Liar’s Poker: Rising Through the Wreckage on Wall Street. By Michael Lewis. Lewis tells his own story about his quick path to success in the 1980’s on Wall Street. You just can’t make this stuff up. You get to see the downfall of a giant trading company and go along on a journey through the investment markets from the 70’s to the 80’s, all through Lewis’s firsthand accounts and stories.

The Big Short: Inside the Doomsday Machine. By Michael Lewis. In this book Lewis takes us through the very sad timeline leading up to the crash of 2008 through the back door of 4 investment groups who saw the housing collapse coming. But no one listened.

One Up On Wall Street: How To Use What You Already Know To Make Money In The Market. By Peter Lynch. Lynch was one of the most successful investors in history while at Fidelity. He explains how to use your own experience with products to pick individual stocks successfully. He also talks about tuning out all of the talking heads when it comes to the market and investing on your own terms.

Zero to One: Notes on Startups, or How to Build the Future. By Peter Thiel. This book is about entrepreneurship and the value of discovery. The idea is that the world and markets evolve when we invent something new, not when we make more of what we already have.


Travel

The Adventurer’s Guide to Destination Choices. By Billy and Akaisha Kaderli. This book does an amazing job of comparing Guatemala, Mexico, Thailand, and the USA. I used this book to decide where we should start our life as full-time nomads, and learned a lot about each of these places. This book succeeded in making us want to spend a lot of time in Thailand, Guatemala, and Mexico. And say adios to the USA.

Home Sweet Anywhere: How We Sold Our House, Created a New Life, and Saw the World. By Lynne Martin. This is categorized on Amazon as “senior travel” but it’s a fun read for anyone who loves part-time or full-time travel. We first read this book when we were trying to wrap our minds around the idea of retiring early and possibly traveling full-time. It was exactly what we needed. Lynne’s book is full of great stories about individual destinations, and their personal travel experiences. We both found it to be hugely entertaining. And it gave us a lot of insight about what our nomadic lifestyle might look like.

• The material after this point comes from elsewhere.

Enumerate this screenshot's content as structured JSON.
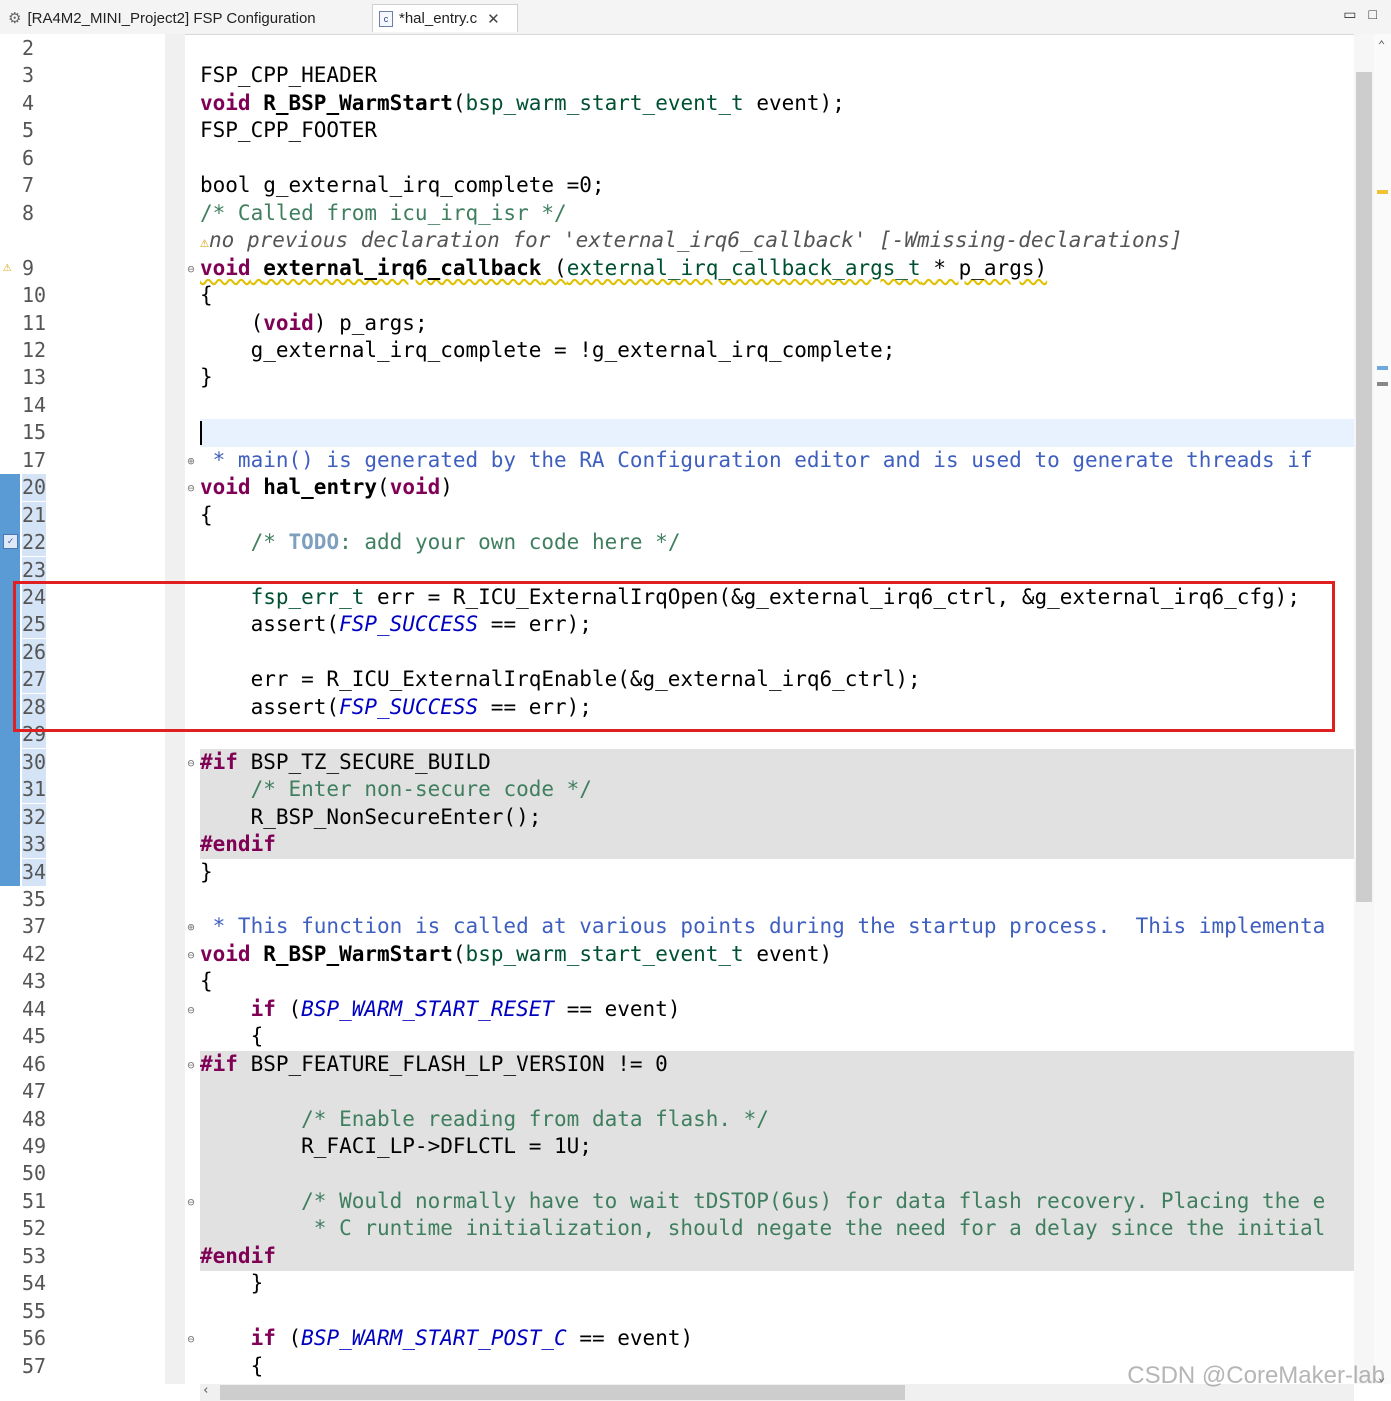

Travel as a Political Act. By Rick Steves. We have been enjoying Rick’s TV shows, radio shows, podcasts, walking tours, and travel guides for what seems like forever. His home is near Seattle so we used to think of him as almost a neighbor and a buddy. Since he’s a laid back guy a lot of people think of him that way. Rick really knows how to appreciate other countries, and this book might be the most important thing we have personally gotten from him so far. Americans have a bad habit of believing the US is superior to and safer than the rest of the world. Not true. This book is a remedy for that kind of xenophobia, and a wonderful description of how fulfilling travel can be.

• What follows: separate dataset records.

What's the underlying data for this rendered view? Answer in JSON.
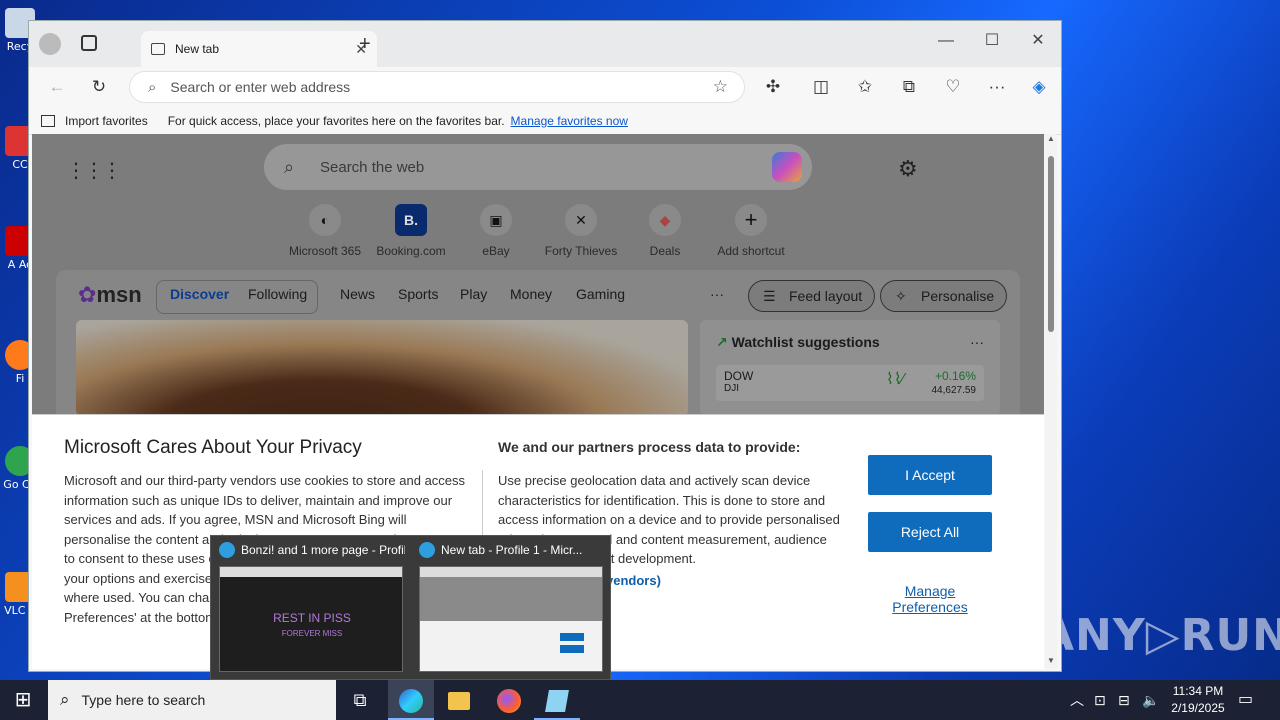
{
  "desktop": {
    "icons": [
      "Recy",
      "CC",
      "A Ac",
      "Fi",
      "Go Ch",
      "VLC p"
    ],
    "watermark": "ANY▷RUN"
  },
  "browser": {
    "tab_title": "New tab",
    "address_placeholder": "Search or enter web address",
    "favorites_bar": {
      "import_label": "Import favorites",
      "hint": "For quick access, place your favorites here on the favorites bar.",
      "manage_link": "Manage favorites now"
    }
  },
  "newtab": {
    "search_placeholder": "Search the web",
    "shortcuts": [
      {
        "label": "Microsoft 365",
        "glyph": "◐"
      },
      {
        "label": "Booking.com",
        "glyph": "B."
      },
      {
        "label": "eBay",
        "glyph": "▣"
      },
      {
        "label": "Forty Thieves",
        "glyph": "✕"
      },
      {
        "label": "Deals",
        "glyph": "◆"
      },
      {
        "label": "Add shortcut",
        "glyph": "+"
      }
    ],
    "msn": {
      "logo": "msn",
      "tabs": [
        "Discover",
        "Following"
      ],
      "nav": [
        "News",
        "Sports",
        "Play",
        "Money",
        "Gaming"
      ],
      "more": "···",
      "feed_layout": "Feed layout",
      "personalise": "Personalise",
      "watchlist": {
        "title": "Watchlist suggestions",
        "symbol": "DOW",
        "sub": "DJI",
        "change": "+0.16%",
        "value": "44,627.59"
      }
    }
  },
  "privacy": {
    "title": "Microsoft Cares About Your Privacy",
    "left_text": "Microsoft and our third-party vendors use cookies to store and access information such as unique IDs to deliver, maintain and improve our services and ads. If you agree, MSN and Microsoft Bing will personalise the content and ads that you see. You can select 'I Accept' to consent to these uses or click on 'Manage preferences' to review your options and exercise your right to object to Legitimate Interest where used. You can change your selection under 'Manage Preferences' at the bottom of this page. Number of Partners (vendors)",
    "right_title": "We and our partners process data to provide:",
    "right_text": "Use precise geolocation data and actively scan device characteristics for identification. This is done to store and access information on a device and to provide personalised ads and content, ad and content measurement, audience insights and product development.",
    "vendors_link": "vendors)",
    "accept": "I Accept",
    "reject": "Reject All",
    "manage": "Manage Preferences"
  },
  "thumbnails": [
    {
      "title": "Bonzi! and 1 more page - Profil...",
      "preview_line1": "REST IN PISS",
      "preview_line2": "FOREVER MISS"
    },
    {
      "title": "New tab - Profile 1 - Micr..."
    }
  ],
  "taskbar": {
    "search_placeholder": "Type here to search",
    "time": "11:34 PM",
    "date": "2/19/2025"
  }
}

Your Keys, Our Home: The Senior Nomads Incredible Airbnb Journey. By Debbie and Michael Campbell. This is another fabulous book categorized as “senior travel.” It’s also categorized as “budget travel.” This book is not just for seniors and it’s not just for Airbnb owners or users either. This is a really entertaining and informative book about travel and especially about full-time travel. Ironically, these people are also from Seattle! Debbie and Michael are living in Airbnbs and traveling the world as nomads. We have learned so much from them. Their stories are full of travel tips, entertaining foibles, and heartwarming moments. We love this book and their travel blog

How to Travel the World on $50 a Day: Travel Cheaper, Longer, Smarter. By Matt Kepnes. Nomadic Matt is one of my favorite travel bloggers and this book is a must have on our nomad book shelf. This was one of the most important reads for us when we were figuring out what we were going to change in our own habits as we transitioned away from being”vacationers” and made the switch to being full-time nomads. This book really reinforces the idea that traveling does not need to be expensive and that traveling can seriously be affordable for anyone. And it was really helpful for me personally to read a book from a nomad out there that was closer to my own age!